Il y a une bonne logique derrière le déplacement de ce type de fonctionnalité vers la gauche, à savoir l'affinité d'application Les services hautement adaptés aux applications, tels que la sécurité des applications Web, l'équilibrage de charge et l'optimisation, sont spécifiques à une application. Pas un protocole comme HTTP, mais l'application elle-même. La sécurité et l’optimisation des applications, en particulier, contiennent souvent des configurations qui nécessitent la compréhension d’URI spécifiques (comme les appels d’API RESTful), les types de données échangées (et leurs formats), ainsi que l’identification des utilisateurs et des appareils qui peuvent être spécifiques à l’application ou à des parties spécifiques de l’application.

Cela signifie qu'une politique de sécurité d'application Web est basée en grande partie sur l'application, ce qui signifie que cette politique est valable uniquement pour cette application . La correspondance des données et des URI peut (et le fait) introduire un risque d'erreurs, ce qui signifie qu'une application tombe en panne. Lorsque cette erreur apparaît pour la première fois en production, des têtes tombent. Du temps est perdu, de l’argent est gaspillé et le budget de caféine pour la semaine monte en flèche et laisse tout le monde boire de l’eau colorée pour le reste du mois. Pas bon du tout.

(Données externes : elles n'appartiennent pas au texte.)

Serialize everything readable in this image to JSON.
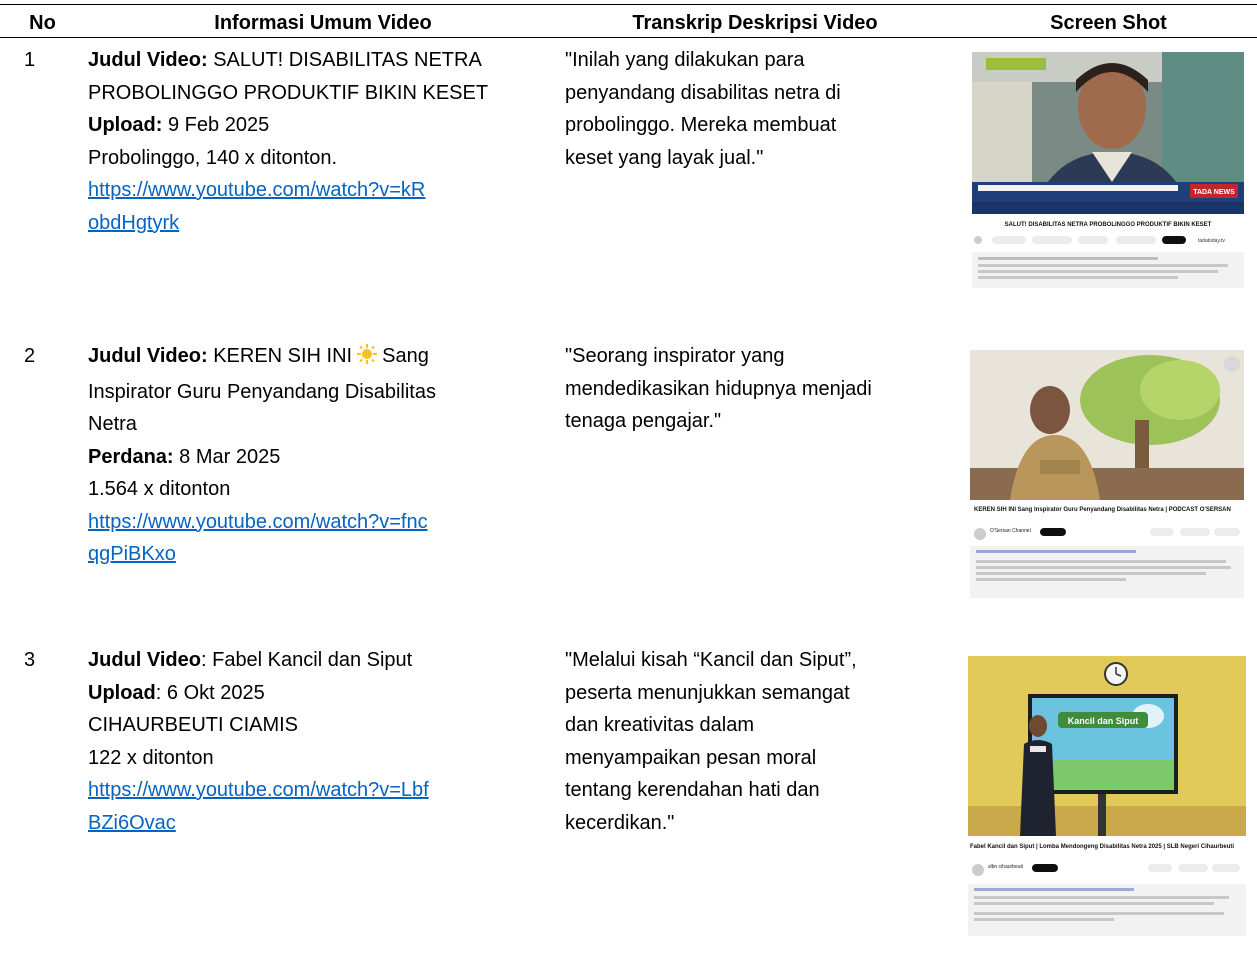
{
  "headers": {
    "no": "No",
    "info": "Informasi Umum Video",
    "transcript": "Transkrip Deskripsi Video",
    "screenshot": "Screen Shot"
  },
  "rows": [
    {
      "no": "1",
      "title_label": "Judul Video:",
      "title_line1": " SALUT! DISABILITAS NETRA",
      "title_line2": "PROBOLINGGO PRODUKTIF BIKIN KESET",
      "date_label": "Upload:",
      "date_value": " 9 Feb 2025",
      "extra1": "Probolinggo, 140 x ditonton.",
      "url_line1": "https://www.youtube.com/watch?v=kR",
      "url_line2": "obdHgtyrk",
      "transcript": [
        "\"Inilah yang dilakukan para",
        "penyandang disabilitas netra di",
        "probolinggo. Mereka membuat",
        "keset yang layak jual.\""
      ],
      "shot": {
        "video_caption": "SALUT! DISABILITAS NETRA PROBOLINGGO PRODUKTIF BIKIN KESET",
        "channel": "tadatoday.tv",
        "banner_brand": "TADA NEWS"
      }
    },
    {
      "no": "2",
      "title_label": "Judul Video:",
      "title_line1": " KEREN SIH INI",
      "title_line1b": "Sang",
      "title_line2": "Inspirator Guru Penyandang Disabilitas",
      "title_line3": "Netra",
      "date_label": "Perdana:",
      "date_value": " 8 Mar 2025",
      "extra1": "1.564 x ditonton",
      "url_line1": "https://www.youtube.com/watch?v=fnc",
      "url_line2": "qgPiBKxo",
      "transcript": [
        "\"Seorang inspirator yang",
        "mendedikasikan hidupnya menjadi",
        "tenaga pengajar.\""
      ],
      "shot": {
        "video_caption": "KEREN SIH INI Sang Inspirator Guru Penyandang Disabilitas Netra | PODCAST O'SERSAN",
        "channel": "O'Sersan Channel"
      }
    },
    {
      "no": "3",
      "title_label": "Judul Video",
      "title_line1": ": Fabel Kancil dan Siput",
      "date_label": "Upload",
      "date_value": ": 6 Okt 2025",
      "extra1": "CIHAURBEUTI CIAMIS",
      "extra2": "122 x ditonton",
      "url_line1": "https://www.youtube.com/watch?v=Lbf",
      "url_line2": "BZi6Ovac",
      "transcript": [
        "\"Melalui kisah “Kancil dan Siput”,",
        "peserta menunjukkan semangat",
        "dan kreativitas dalam",
        "menyampaikan pesan moral",
        "tentang kerendahan hati dan",
        "kecerdikan.\""
      ],
      "shot": {
        "video_caption": "Fabel Kancil dan Siput | Lomba Mendongeng Disabilitas Netra 2025 | SLB Negeri Cihaurbeuti",
        "channel": "slbn cihaurbeuti",
        "screen_text": "Kancil dan Siput"
      }
    }
  ],
  "colors": {
    "link": "#0563c1",
    "youtube_subscribe": "#0f0f0f"
  }
}
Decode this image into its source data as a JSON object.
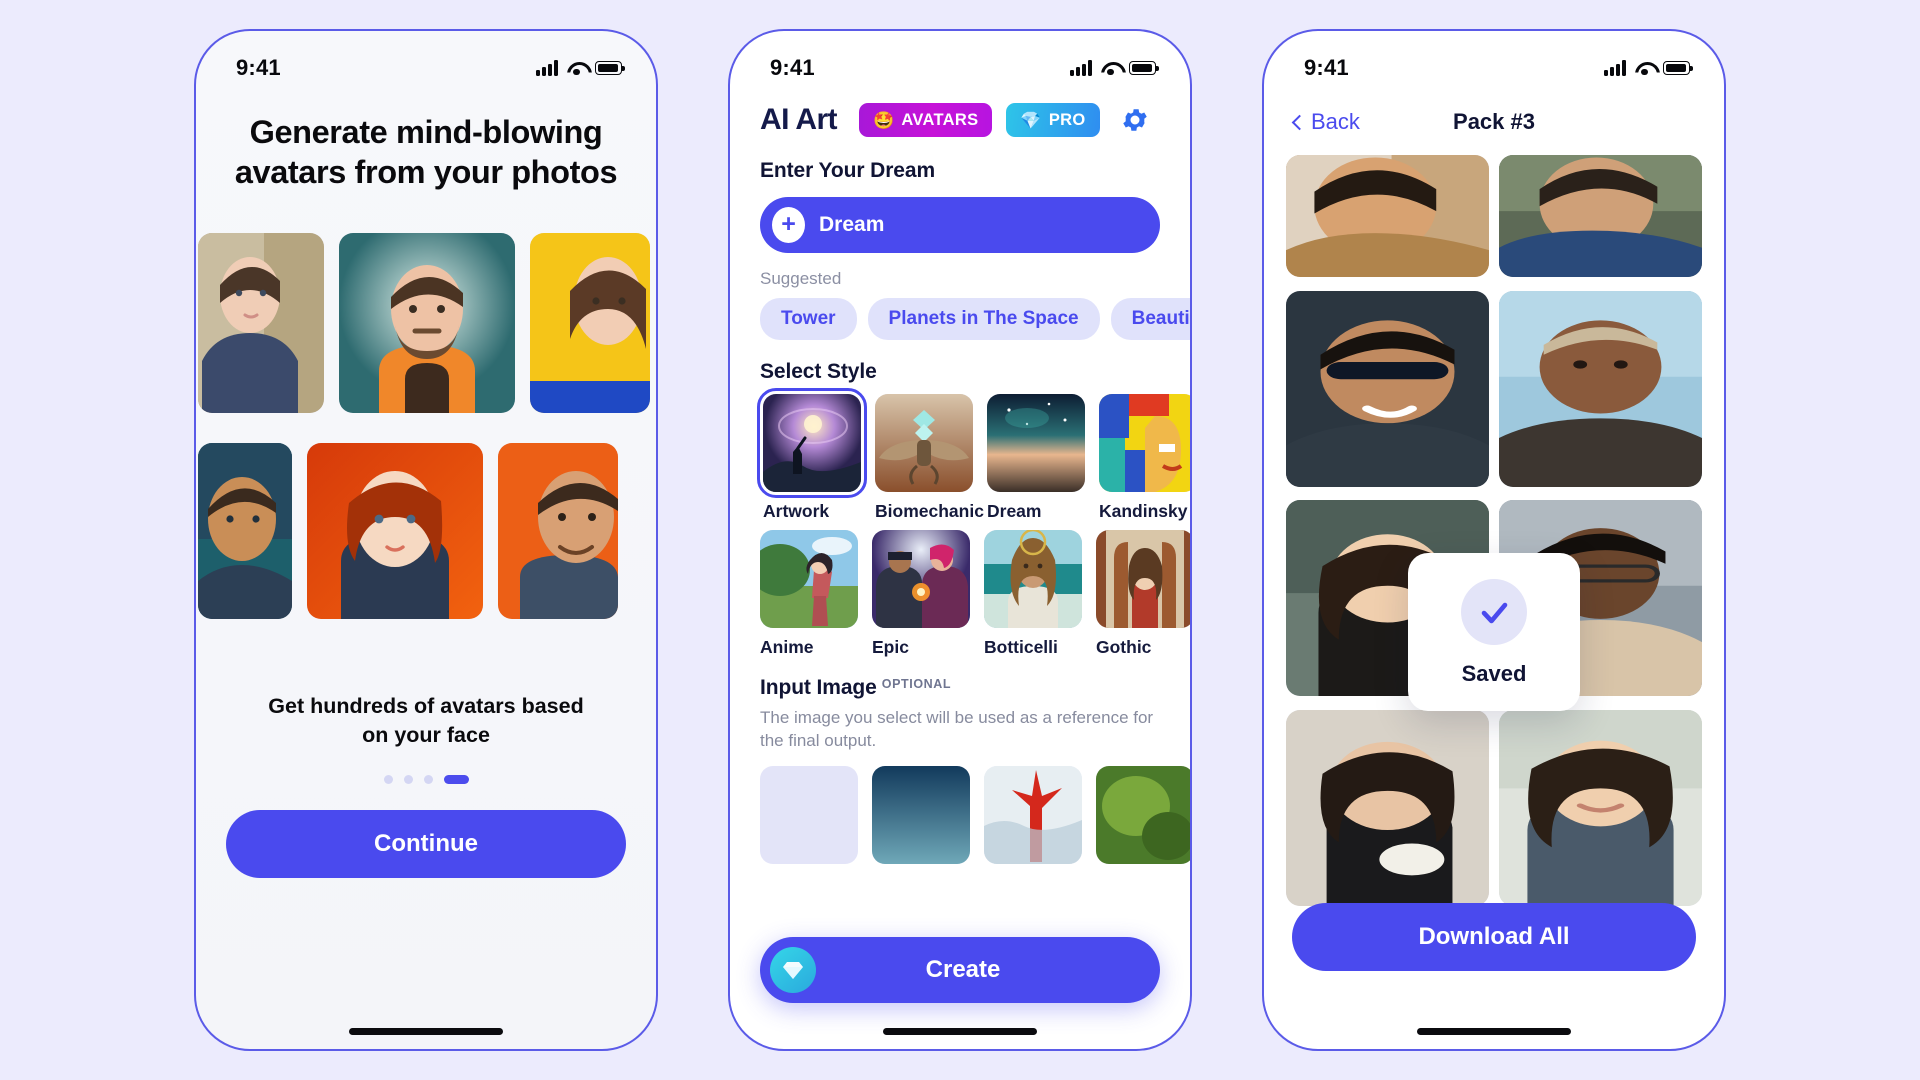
{
  "canvas": {
    "background": "#ecebfd",
    "accent": "#4a4aee"
  },
  "status_bar": {
    "time": "9:41",
    "signal_icon": "cellular-bars-icon",
    "wifi_icon": "wifi-icon",
    "battery_icon": "battery-icon"
  },
  "screen_onboarding": {
    "title": "Generate mind-blowing avatars from your photos",
    "subtitle": "Get hundreds of avatars based on your face",
    "pager": {
      "total": 4,
      "active_index": 3
    },
    "continue_label": "Continue"
  },
  "screen_generator": {
    "logo": "AI Art",
    "badges": [
      {
        "label": "AVATARS",
        "emoji": "🤩",
        "color": "#c612d8"
      },
      {
        "label": "PRO",
        "emoji": "💎",
        "color": "#2f8df0"
      }
    ],
    "settings_icon": "gear-icon",
    "dream": {
      "section_title": "Enter Your Dream",
      "placeholder": "Dream",
      "add_icon": "plus-icon",
      "value": ""
    },
    "suggested": {
      "label": "Suggested",
      "chips": [
        "Tower",
        "Planets in The Space",
        "Beautiful Women"
      ]
    },
    "style": {
      "section_title": "Select Style",
      "selected": "Artwork",
      "items": [
        {
          "label": "Artwork",
          "selected": true
        },
        {
          "label": "Biomechanic",
          "selected": false
        },
        {
          "label": "Dream",
          "selected": false
        },
        {
          "label": "Kandinsky",
          "selected": false
        },
        {
          "label": "Anime",
          "selected": false
        },
        {
          "label": "Epic",
          "selected": false
        },
        {
          "label": "Botticelli",
          "selected": false
        },
        {
          "label": "Gothic",
          "selected": false
        }
      ]
    },
    "input_image": {
      "section_title": "Input Image",
      "optional_tag": "OPTIONAL",
      "hint": "The image you select will be used as a reference for the final output."
    },
    "create_label": "Create",
    "create_icon": "diamond-icon"
  },
  "screen_pack": {
    "back_label": "Back",
    "back_icon": "chevron-left-icon",
    "title": "Pack #3",
    "toast": {
      "label": "Saved",
      "icon": "check-icon"
    },
    "download_label": "Download All"
  }
}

Déplacer la configuration et les tests de ces politiques d'application affines vers la gauche, vers les tests, peut être une aubaine significative en termes d'élimination de la plupart (espérons-le, de tous, sauf Heisenberg) des conflits ou des erreurs et de garantie d'un déploiement plus fluide, plus rapide et moins compliqué dans le pipeline de production.

La disponibilité croissante des logiciels et des éditions virtuelles des services de pare-feu d'applications Web traditionnels signifie la possibilité de provisionner ces services dans un plus grand nombre d'environnements et de garantir des niveaux d'accès plus élevés dans le pipeline de déploiement. Le déplacement de la sécurité des applications Web vers la gauche signifie également la possibilité d'appliquer une analyse de vulnérabilité au service de sécurité des applications Web pendant qu'il protège l'application testée, offrant ainsi aux opérations de sécurité et aux développeurs une meilleure compréhension de l'interaction entre les deux ainsi que la possibilité de modifier les politiques pour garantir un comportement approprié (attendu et souhaité). Les politiques, en particulier celles qui peuvent être encapsulées sous forme de modèle , sont suffisamment faciles à déplacer entre les environnements et peuvent être traitées comme du code, stockées dans des référentiels et versionnées pour une utilisation future.

La disponibilité des API et des modèles ainsi que la virtualisation des services d'application traditionnellement hébergés sur le réseau permettent aux organisations de déplacer la sécurité vers la gauche et de réaliser de réels gains dans l'optimisation du processus du pipeline de production.